In the summer of 2024, while catering a party, McGuire ran into VanDerBeek — a friend from their East Hampton High School days in the mid-1990s. After catching up on nearly 30 years apart, the conversation turned to business. VanDerBeek, fresh off closing the California outpost of Babette’s he had managed — not long before the original East Hampton location also shut its doors — had been planning to get into the pizza business.

“I was looking at buying an old-school pizza place on Long Island somewhere,” VanDerBeek said. “When we started talking about what we were both doing, a light bulb went off for both of us: We could do this together and be a lot more successful than either of us doing it alone.”

It’s a partnership forged in fire — specifically, inside a wood-burning oven.

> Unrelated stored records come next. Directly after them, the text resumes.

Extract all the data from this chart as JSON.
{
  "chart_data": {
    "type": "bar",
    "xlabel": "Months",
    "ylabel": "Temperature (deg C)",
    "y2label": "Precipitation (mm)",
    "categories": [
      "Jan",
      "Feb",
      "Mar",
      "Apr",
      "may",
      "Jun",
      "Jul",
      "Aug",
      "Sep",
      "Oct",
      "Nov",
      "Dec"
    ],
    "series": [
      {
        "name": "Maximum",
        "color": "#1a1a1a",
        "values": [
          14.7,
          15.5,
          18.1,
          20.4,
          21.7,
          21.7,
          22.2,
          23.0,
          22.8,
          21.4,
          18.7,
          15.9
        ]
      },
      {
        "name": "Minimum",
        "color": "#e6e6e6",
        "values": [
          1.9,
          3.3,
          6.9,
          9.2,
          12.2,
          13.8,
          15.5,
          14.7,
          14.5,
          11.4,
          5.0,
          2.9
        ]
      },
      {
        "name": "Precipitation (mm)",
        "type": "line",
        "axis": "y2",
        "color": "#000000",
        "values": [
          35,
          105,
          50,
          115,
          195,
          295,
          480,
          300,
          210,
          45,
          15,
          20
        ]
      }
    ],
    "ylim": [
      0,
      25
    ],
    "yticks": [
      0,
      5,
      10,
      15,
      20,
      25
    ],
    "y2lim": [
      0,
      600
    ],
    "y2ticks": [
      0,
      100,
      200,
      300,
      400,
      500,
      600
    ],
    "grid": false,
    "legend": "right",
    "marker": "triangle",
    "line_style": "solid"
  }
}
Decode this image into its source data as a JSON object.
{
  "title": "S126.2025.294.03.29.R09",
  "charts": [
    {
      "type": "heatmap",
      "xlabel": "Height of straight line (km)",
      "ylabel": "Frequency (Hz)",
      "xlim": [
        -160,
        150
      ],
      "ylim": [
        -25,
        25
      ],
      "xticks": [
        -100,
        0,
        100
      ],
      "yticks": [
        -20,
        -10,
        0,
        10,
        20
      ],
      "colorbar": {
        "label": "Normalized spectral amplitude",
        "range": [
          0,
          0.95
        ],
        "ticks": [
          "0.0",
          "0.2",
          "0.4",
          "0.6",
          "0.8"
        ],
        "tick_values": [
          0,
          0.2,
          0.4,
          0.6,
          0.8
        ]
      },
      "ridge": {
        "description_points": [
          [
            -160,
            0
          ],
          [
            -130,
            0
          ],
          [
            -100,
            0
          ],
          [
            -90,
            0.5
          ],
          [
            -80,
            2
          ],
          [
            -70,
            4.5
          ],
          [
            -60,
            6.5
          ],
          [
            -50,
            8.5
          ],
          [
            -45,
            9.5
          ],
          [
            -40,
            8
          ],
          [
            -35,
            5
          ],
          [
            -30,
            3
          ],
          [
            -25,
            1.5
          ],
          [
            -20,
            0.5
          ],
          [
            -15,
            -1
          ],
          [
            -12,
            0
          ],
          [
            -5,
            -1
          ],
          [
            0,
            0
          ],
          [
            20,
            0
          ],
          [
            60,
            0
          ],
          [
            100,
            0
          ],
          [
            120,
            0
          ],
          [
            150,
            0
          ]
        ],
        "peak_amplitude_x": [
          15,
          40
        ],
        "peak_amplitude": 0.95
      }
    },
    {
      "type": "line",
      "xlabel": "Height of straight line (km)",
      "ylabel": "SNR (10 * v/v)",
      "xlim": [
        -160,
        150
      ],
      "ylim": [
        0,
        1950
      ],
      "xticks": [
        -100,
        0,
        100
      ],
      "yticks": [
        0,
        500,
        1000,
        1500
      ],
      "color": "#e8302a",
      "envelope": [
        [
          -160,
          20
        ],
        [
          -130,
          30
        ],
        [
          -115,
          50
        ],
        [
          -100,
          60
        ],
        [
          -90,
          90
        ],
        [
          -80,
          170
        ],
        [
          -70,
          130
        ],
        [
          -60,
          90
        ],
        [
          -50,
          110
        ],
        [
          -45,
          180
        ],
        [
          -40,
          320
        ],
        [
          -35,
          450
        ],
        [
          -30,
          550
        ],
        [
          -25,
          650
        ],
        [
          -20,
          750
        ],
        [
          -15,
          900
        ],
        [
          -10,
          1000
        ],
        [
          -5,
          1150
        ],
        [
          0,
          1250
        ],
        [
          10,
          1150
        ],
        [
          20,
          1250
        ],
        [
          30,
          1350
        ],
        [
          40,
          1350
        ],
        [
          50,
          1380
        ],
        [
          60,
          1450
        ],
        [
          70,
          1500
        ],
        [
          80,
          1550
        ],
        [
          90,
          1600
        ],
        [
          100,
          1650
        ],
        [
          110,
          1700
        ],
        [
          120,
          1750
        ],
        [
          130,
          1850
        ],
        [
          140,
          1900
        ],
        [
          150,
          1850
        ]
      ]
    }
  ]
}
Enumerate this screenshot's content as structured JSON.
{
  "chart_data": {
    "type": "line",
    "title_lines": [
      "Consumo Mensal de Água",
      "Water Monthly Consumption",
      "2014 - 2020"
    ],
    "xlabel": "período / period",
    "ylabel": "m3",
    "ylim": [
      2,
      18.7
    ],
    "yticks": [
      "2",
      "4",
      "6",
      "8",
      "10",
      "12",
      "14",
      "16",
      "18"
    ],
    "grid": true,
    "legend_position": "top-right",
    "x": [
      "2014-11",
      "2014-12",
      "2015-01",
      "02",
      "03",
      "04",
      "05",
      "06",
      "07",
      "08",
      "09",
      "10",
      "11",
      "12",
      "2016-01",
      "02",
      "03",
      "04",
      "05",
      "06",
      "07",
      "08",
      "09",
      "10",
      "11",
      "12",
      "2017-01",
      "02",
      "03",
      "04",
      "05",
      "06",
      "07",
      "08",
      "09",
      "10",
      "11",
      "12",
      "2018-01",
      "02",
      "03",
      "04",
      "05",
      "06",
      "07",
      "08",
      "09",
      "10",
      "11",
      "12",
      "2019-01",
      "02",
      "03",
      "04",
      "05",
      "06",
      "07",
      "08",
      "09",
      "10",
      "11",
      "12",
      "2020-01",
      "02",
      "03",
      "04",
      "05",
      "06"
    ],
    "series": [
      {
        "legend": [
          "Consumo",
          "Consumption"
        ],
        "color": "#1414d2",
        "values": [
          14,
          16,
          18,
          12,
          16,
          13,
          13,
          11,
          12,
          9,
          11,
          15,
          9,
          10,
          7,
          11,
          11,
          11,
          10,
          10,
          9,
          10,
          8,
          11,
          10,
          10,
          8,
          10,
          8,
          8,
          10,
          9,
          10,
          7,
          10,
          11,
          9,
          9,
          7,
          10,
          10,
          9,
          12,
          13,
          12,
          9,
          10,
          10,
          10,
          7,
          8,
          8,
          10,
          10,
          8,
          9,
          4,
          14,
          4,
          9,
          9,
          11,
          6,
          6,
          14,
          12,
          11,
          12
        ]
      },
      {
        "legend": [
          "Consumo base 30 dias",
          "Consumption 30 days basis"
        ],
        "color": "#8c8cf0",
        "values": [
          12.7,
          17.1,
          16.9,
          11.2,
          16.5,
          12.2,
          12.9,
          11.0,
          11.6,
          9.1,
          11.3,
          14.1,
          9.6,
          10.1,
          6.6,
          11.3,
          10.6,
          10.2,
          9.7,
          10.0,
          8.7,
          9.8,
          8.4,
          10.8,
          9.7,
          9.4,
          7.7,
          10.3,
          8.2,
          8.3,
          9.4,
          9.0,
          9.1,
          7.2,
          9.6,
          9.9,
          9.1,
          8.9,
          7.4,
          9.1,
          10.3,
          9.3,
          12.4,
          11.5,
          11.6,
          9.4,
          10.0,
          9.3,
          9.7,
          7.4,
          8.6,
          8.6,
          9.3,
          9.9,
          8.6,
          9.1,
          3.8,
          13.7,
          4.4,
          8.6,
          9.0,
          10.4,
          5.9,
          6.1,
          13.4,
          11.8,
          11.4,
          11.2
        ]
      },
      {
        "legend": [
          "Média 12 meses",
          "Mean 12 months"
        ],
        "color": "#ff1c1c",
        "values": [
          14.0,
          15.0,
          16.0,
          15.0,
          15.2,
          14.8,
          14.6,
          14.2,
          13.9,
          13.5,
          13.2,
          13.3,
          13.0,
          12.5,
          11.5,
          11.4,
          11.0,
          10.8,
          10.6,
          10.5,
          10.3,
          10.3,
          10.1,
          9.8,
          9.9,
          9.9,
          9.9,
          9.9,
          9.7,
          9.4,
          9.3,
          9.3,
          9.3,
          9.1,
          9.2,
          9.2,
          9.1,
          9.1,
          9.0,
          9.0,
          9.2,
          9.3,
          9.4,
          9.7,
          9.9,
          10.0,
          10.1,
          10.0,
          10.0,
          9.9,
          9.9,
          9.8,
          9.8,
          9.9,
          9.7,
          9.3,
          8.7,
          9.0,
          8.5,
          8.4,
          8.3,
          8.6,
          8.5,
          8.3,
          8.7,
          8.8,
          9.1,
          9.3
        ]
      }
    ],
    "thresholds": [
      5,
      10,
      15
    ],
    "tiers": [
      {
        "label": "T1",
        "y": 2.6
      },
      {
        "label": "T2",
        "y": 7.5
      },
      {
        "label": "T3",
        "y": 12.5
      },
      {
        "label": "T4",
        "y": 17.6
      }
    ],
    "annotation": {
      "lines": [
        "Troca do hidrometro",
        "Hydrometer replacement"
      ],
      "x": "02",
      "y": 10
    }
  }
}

When VanDerBeek came on board last October as co-owner of the newly rebranded T&Z Pizza Co., his first focus was the ingredients. The ones McGuire had been using weren’t bad, he said — but they could be better. With a deep knowledge of sourcing from his family’s restaurant (even if Babette’s never served pizza) VanDerBeek brought a new level of quality to the operation.

“My goal whenever I cook is to be as proud of it as I possibly can,” he said. “So getting the cleanest, purest ingredients is very important. It’s not necessarily about what’s most expensive or highly regarded — it’s about what’s healthy and tastes amazing. What neither of us expected was taking a good, clean pizza and turning it into what I think is the healthiest frozen pizza on the market.”

Their sauce is made from organic tomatoes that come in nearly 7-pound cans, and their crust is crafted from organic whole wheat flour. The dough has become so popular they now sell it separately.

“You get crispiness that doesn’t flop,” McGuire said. “It’s healthier, it’s more flavorful. The dough we’re making now is like a flavorful bread. It’s got some nuttiness to it — it’s more interesting.”

The cheese is a blend of cow’s milk and buffalo mozzarella. T&Z has also introduced new varieties like pepperoni, mushroom, and garlic scape (the latter sourced from Marilee Foster’s farm in Sagaponack). The pizzas cook in under four minutes and land somewhere between Neapolitan-style and New York-style.

You can find T&Z Pizza Co. at Serene Green in Noyac, Farm & Forage in Southampton Village, Green Thumb in Water Mill, Marilee’s Farmstand in Sagaponack, Eastport General Store, Sylvester Manor Farm on Shelter Island, and NoFo Pot Pies in Mattituck. Residential delivery is available from Amagansett to Manorville with a minimum order of six pizzas.

“Pizza is an art,” McGuire said. “This is all an art project gone out of control, from my first oven till now. I needed to give people something I’m proud of — not just a product. And if I can feed you and you’re happy, it’s cool.”